Again, I’ve not written here for a while. I would say ‘I should get better at that’ but I’ve been doing this long enough to know I probably won’t. Maybe I’ll just stop pointing it out. For today, I’m going to talk about a few little bits and pieces that I’ve built for OWMCC - the cricket club I sometimes call my own. This season, while failing to meet my aim of playing ten matches, I have also taken on the task of getting the matches streamed on YouTube and on play-cricket. It has given me a chance to be a bit geeky, and play around with a few things.

Before I go too far, if anyone who knows anything about Frogbox, NV Play, or cricket streaming generally, reads this you may know that there are straight forward ways to do some of the things I mention. But generally they cost more money than we wanted to spend AND give me less pleasure while setting things up.

The camera set up is pretty straight forward, with a Hollyland Pyro wireless transmitter system connecting a camera to a computer. The camera feed goes into a computer which runs play-cricket’s scorerpro software. This is the part that makes loads of people say “Why don’t you just use Frogbox? It’s really simple”. Scorerpro, unlike the Frogbox system, works alongside the laptop software that the majority of Oughtibridge scorers use on a weekly basis (I won’t start the debate about that here, but I am firmly on the laptop software side of it… from our experience it is far more reliable than the app based stuff)

Scorerpro is really good for video integration, it handles streaming to YouTube and adding to the match centre of play-cricket. It requires an NV Play subscription but that doesn’t cost a massive amount per season.

Anyway. To the point - where I actually get to write code… I’ve written three things for this.

A how to website
This was the simple bit, and also the bit that isn’t really finished. It’s a pretty basic Netlify setup, with Astro running as a flat site builder. Visually clean, and used to share some instructions on things like how to set up the cameras, how to set up the streaming computer, and what to do if things don’t work. It also contains a couple of quick links to other parts of the set up (more on that in a minute). This will be improved a little bit when I move the site over to Cloudflare!

A backend Laravel system
This is where things got a little bit more interesting. Initially I vibe coded a Python script that would take a fixture list (in CSV format) and interact with the YouTube API to create stream events for each match in the file. This worked well enough but there were still loads of manual bits needed so I created a Laravel Site (running on Forge) that handles this CSV. This in turn does a bunch of things:

  • Creates the stream events
  • Creates a PNG for the stream event title card
  • Handles the stream keys needed for the live streaming
  • Serves a protected API endpoint that delivers the stream key and embed code

I used the Laravel Starter Kit to get things going, forced some two factor authentication for the dashboard and created my own kind of middleware authentication requirement for the API endpoint. The API can also only be accessed by a site coming from localhost on a specific port. It’s not the most secure because I specifically didn’t want any login requirement on the retrieval end at the sports club. But it does the job, and it’s very much not accessible by anyone who stumbles across it online.
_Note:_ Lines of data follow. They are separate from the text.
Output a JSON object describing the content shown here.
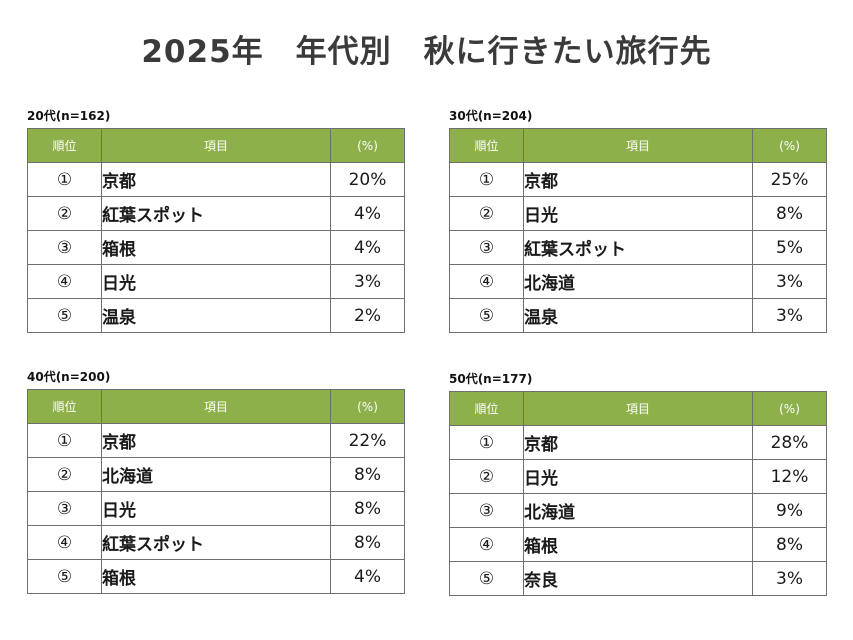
{
  "title": "2025年　年代別　秋に行きたい旅行先",
  "colors": {
    "header_bg": "#8db04a",
    "header_text": "#ffffff",
    "border": "#6f6f6f",
    "title_text": "#3a3a3a"
  },
  "columns": {
    "rank": "順位",
    "item": "項目",
    "pct": "(%)"
  },
  "groups": [
    {
      "label": "20代(n=162)",
      "rows": [
        {
          "rank": "①",
          "item": "京都",
          "pct": "20%"
        },
        {
          "rank": "②",
          "item": "紅葉スポット",
          "pct": "4%"
        },
        {
          "rank": "③",
          "item": "箱根",
          "pct": "4%"
        },
        {
          "rank": "④",
          "item": "日光",
          "pct": "3%"
        },
        {
          "rank": "⑤",
          "item": "温泉",
          "pct": "2%"
        }
      ]
    },
    {
      "label": "30代(n=204)",
      "rows": [
        {
          "rank": "①",
          "item": "京都",
          "pct": "25%"
        },
        {
          "rank": "②",
          "item": "日光",
          "pct": "8%"
        },
        {
          "rank": "③",
          "item": "紅葉スポット",
          "pct": "5%"
        },
        {
          "rank": "④",
          "item": "北海道",
          "pct": "3%"
        },
        {
          "rank": "⑤",
          "item": "温泉",
          "pct": "3%"
        }
      ]
    },
    {
      "label": "40代(n=200)",
      "rows": [
        {
          "rank": "①",
          "item": "京都",
          "pct": "22%"
        },
        {
          "rank": "②",
          "item": "北海道",
          "pct": "8%"
        },
        {
          "rank": "③",
          "item": "日光",
          "pct": "8%"
        },
        {
          "rank": "④",
          "item": "紅葉スポット",
          "pct": "8%"
        },
        {
          "rank": "⑤",
          "item": "箱根",
          "pct": "4%"
        }
      ]
    },
    {
      "label": "50代(n=177)",
      "rows": [
        {
          "rank": "①",
          "item": "京都",
          "pct": "28%"
        },
        {
          "rank": "②",
          "item": "日光",
          "pct": "12%"
        },
        {
          "rank": "③",
          "item": "北海道",
          "pct": "9%"
        },
        {
          "rank": "④",
          "item": "箱根",
          "pct": "8%"
        },
        {
          "rank": "⑤",
          "item": "奈良",
          "pct": "3%"
        }
      ]
    }
  ]
}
If someone got hold of the keys, they would have the ability to stream on our YouTube channel. But that’s all low risk.

A matchday dashboard
The final piece of the puzzle was the match day dashboard.

Each time there’s a match down at the ground, someone sets up the video camera and gets that working, but the actual streaming is done by the person scoring the cricket match. This means that the computer used for scoring needs to get the stream and the YouTube embed code into the software. But this changes each week so that the right stream is triggered, and the right match is fed through to the match centre on play-cricket.
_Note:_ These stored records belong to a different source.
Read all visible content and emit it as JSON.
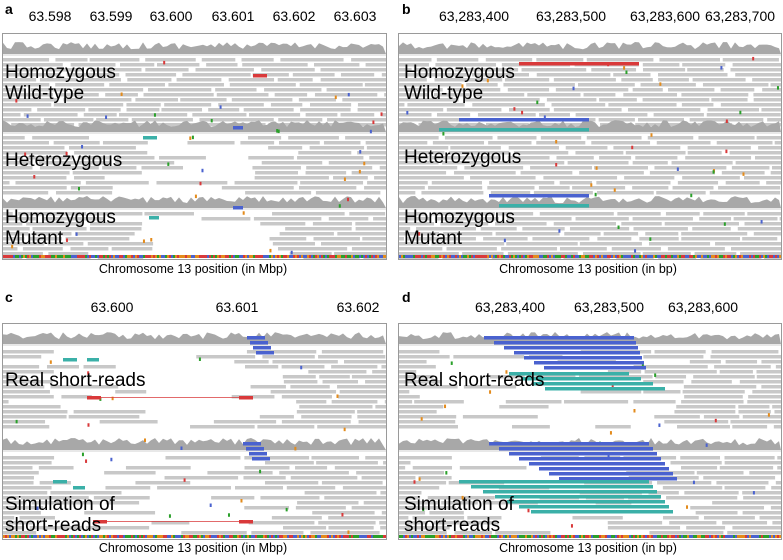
{
  "panels": [
    {
      "id": "a",
      "letter": "a",
      "ticks": [
        "63.598",
        "63.599",
        "63.600",
        "63.601",
        "63.602",
        "63.603"
      ],
      "labels": [
        "Homozygous\nWild-type",
        "Heterozygous",
        "Homozygous\nMutant"
      ],
      "xlabel": "Chromosome 13 position (in Mbp)"
    },
    {
      "id": "b",
      "letter": "b",
      "ticks": [
        "63,283,400",
        "63,283,500",
        "63,283,600",
        "63,283,700"
      ],
      "labels": [
        "Homozygous\nWild-type",
        "Heterozygous",
        "Homozygous\nMutant"
      ],
      "xlabel": "Chromosome 13 position (in bp)"
    },
    {
      "id": "c",
      "letter": "c",
      "ticks": [
        "63.600",
        "63.601",
        "63.602"
      ],
      "labels": [
        "Real short-reads",
        "Simulation of\nshort-reads"
      ],
      "xlabel": "Chromosome 13 position (in Mbp)"
    },
    {
      "id": "d",
      "letter": "d",
      "ticks": [
        "63,283,400",
        "63,283,500",
        "63,283,600"
      ],
      "labels": [
        "Real short-reads",
        "Simulation of\nshort-reads"
      ],
      "xlabel": "Chromosome 13 position (in bp)"
    }
  ],
  "colors": {
    "read": "#c8c8c8",
    "coverage": "#a8a8a8",
    "reverse": "#4a62cf",
    "teal": "#3bb0a8",
    "red": "#d9393a",
    "frame": "#9a9a9a"
  }
}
OBS and other streaming platforms hook straight into the YouTube API and can create live events and things like that, but as of yet Scorerpro doesn’t have that feature so there’s a bit of “manual work” to. For this part I used expressjs and created a little batch file for the Windows computer that runs Scorerpro. They ‘secret’ key for the endpoint on Laravel is stored in an environment file, along with a few other details such as where the Laravel site is hosted and what port express should run on. The batch file runs the server and opens up the dashboard. The server only has one job - it serves the page which shows the stream key and the embed code. These are then simply copied by the scorer as they are needed.
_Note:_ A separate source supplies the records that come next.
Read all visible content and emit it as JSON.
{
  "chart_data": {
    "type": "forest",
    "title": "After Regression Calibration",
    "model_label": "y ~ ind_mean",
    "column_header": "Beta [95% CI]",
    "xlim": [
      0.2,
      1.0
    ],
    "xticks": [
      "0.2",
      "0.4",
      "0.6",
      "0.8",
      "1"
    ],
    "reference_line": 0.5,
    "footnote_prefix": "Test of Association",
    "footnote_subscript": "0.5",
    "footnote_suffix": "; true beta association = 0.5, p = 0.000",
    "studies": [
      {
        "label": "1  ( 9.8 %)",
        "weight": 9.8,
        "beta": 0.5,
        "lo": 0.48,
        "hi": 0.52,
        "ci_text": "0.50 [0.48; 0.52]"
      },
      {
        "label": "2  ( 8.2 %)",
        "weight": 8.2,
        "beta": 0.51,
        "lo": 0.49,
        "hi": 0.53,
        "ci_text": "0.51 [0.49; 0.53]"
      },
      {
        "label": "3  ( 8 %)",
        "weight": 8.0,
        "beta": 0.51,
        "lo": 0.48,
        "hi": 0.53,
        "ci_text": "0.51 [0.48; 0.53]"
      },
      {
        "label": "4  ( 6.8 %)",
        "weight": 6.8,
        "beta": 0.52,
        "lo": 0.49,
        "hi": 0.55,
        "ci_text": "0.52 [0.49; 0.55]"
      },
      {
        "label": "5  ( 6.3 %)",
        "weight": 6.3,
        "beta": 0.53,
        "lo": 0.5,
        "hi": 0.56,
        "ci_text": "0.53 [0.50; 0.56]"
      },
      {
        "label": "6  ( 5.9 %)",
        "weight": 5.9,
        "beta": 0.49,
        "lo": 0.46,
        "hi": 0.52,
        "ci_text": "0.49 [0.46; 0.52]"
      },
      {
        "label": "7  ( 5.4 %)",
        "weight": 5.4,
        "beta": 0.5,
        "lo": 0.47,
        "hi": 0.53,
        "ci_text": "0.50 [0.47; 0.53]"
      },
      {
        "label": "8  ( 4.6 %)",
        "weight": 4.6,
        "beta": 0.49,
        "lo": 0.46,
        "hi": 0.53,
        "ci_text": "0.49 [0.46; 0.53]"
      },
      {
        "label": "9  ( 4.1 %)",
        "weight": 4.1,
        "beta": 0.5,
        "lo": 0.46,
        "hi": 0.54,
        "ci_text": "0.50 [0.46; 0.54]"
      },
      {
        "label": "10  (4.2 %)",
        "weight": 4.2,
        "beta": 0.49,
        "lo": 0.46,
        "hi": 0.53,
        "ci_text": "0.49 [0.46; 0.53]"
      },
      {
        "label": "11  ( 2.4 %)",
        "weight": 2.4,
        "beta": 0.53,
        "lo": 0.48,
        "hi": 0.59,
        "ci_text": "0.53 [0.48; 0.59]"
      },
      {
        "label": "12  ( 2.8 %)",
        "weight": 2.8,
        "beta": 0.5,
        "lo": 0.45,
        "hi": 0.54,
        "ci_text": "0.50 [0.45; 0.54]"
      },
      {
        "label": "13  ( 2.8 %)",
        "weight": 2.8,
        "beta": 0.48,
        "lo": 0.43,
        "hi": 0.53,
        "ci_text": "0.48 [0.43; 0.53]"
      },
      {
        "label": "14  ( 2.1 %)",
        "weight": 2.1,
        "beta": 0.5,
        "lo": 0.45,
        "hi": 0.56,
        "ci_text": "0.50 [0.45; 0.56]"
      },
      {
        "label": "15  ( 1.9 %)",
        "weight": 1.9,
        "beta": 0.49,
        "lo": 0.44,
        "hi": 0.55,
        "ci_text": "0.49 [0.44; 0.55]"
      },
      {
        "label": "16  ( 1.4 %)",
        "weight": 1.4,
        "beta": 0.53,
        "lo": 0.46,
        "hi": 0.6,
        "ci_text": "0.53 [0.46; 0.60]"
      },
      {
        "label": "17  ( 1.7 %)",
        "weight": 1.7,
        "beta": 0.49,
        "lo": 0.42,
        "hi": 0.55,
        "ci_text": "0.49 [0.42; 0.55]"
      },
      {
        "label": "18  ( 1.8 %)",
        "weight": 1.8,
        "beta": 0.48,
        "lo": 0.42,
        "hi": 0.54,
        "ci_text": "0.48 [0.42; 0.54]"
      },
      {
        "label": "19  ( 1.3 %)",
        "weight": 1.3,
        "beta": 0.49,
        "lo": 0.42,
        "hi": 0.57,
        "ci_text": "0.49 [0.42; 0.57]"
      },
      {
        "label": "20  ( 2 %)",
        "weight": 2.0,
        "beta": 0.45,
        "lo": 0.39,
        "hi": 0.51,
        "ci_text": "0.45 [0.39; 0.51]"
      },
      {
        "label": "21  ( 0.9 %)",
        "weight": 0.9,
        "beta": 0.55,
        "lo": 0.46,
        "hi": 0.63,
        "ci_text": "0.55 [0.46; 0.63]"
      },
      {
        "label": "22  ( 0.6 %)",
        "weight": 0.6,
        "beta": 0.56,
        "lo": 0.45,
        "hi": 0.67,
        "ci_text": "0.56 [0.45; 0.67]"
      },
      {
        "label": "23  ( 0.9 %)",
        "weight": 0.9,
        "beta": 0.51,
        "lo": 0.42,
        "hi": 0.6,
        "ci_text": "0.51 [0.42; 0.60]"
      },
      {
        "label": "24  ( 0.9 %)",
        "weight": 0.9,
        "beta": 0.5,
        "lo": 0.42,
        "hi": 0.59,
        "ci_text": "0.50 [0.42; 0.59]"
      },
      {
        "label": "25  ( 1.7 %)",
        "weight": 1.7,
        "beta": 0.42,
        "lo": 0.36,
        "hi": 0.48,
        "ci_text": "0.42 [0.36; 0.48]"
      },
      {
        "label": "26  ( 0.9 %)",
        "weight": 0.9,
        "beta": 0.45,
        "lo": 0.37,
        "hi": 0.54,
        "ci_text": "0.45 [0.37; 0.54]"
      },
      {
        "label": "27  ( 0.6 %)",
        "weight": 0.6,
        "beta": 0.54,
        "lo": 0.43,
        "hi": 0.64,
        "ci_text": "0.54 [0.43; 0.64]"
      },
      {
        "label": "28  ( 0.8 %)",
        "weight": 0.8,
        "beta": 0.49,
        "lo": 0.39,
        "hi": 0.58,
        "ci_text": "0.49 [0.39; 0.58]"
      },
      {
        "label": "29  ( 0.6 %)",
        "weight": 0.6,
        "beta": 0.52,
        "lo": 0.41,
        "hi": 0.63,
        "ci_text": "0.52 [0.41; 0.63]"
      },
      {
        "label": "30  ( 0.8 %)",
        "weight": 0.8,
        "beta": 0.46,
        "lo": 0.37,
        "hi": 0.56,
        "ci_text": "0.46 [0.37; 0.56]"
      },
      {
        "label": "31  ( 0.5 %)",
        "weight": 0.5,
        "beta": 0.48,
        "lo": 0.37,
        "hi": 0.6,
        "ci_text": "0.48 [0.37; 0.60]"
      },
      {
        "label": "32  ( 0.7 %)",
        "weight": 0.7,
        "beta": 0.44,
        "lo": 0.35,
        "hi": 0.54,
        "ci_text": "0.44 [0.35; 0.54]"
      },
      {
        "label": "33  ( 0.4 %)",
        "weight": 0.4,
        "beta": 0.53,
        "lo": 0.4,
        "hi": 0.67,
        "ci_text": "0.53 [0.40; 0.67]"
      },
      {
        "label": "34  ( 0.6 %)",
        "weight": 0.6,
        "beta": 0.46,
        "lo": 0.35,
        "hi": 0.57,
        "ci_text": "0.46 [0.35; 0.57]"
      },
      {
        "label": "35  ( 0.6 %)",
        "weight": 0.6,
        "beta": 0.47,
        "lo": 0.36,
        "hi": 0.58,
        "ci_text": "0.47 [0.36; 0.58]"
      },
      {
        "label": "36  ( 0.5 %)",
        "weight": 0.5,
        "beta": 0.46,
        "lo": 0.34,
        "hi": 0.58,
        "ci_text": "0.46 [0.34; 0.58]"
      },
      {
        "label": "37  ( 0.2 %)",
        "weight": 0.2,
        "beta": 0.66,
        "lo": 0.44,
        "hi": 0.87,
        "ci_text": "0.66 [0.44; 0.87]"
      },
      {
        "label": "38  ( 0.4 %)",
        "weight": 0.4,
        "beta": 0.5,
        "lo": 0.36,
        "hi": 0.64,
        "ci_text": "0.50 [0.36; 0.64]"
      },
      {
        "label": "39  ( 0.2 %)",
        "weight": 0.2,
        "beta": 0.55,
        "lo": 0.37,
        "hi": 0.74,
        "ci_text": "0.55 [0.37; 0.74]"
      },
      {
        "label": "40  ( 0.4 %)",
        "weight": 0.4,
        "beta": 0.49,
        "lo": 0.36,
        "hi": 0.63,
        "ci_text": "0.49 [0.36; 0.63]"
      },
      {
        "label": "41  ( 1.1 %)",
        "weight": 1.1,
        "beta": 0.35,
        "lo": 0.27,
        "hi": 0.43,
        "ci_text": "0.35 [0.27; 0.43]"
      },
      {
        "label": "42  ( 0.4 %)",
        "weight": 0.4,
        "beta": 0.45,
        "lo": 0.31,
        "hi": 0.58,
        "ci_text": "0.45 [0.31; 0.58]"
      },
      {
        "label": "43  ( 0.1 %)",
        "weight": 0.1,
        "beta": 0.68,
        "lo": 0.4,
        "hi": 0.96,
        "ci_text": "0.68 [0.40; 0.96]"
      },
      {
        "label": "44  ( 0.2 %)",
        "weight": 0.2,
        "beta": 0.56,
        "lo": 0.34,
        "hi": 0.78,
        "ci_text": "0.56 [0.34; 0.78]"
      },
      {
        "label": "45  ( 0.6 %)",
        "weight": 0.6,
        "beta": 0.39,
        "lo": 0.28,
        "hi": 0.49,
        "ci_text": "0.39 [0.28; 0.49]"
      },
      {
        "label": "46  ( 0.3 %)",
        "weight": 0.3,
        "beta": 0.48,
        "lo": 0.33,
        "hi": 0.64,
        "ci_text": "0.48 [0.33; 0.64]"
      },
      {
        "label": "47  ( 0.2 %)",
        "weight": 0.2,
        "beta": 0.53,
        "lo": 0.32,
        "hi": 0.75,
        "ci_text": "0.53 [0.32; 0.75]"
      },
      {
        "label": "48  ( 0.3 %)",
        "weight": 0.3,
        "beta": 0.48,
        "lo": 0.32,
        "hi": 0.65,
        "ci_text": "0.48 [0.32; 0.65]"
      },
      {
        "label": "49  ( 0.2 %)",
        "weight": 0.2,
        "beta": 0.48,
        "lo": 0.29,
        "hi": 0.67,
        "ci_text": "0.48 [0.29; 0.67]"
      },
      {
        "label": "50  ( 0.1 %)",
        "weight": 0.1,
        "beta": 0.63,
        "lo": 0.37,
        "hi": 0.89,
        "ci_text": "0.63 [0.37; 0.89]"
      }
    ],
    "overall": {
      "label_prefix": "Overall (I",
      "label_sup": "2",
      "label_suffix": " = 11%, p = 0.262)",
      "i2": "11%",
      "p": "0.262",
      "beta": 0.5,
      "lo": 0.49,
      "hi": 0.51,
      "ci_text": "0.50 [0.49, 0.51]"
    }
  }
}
I know I’ve not gone into a great deal of information about code I’ve used and such like. That’s mostly because everything is pretty standard code. It’s more the idea and then the plan that I’m pleased with… I saw something that needed doing, and using stuff I already knew, put together a working system in a couple of hours. At the moment it’s a system that’s only used by me (apart from the match day scoring part) but, once it’s running smoothly for a while, I’ll make sure others know what’s going on where.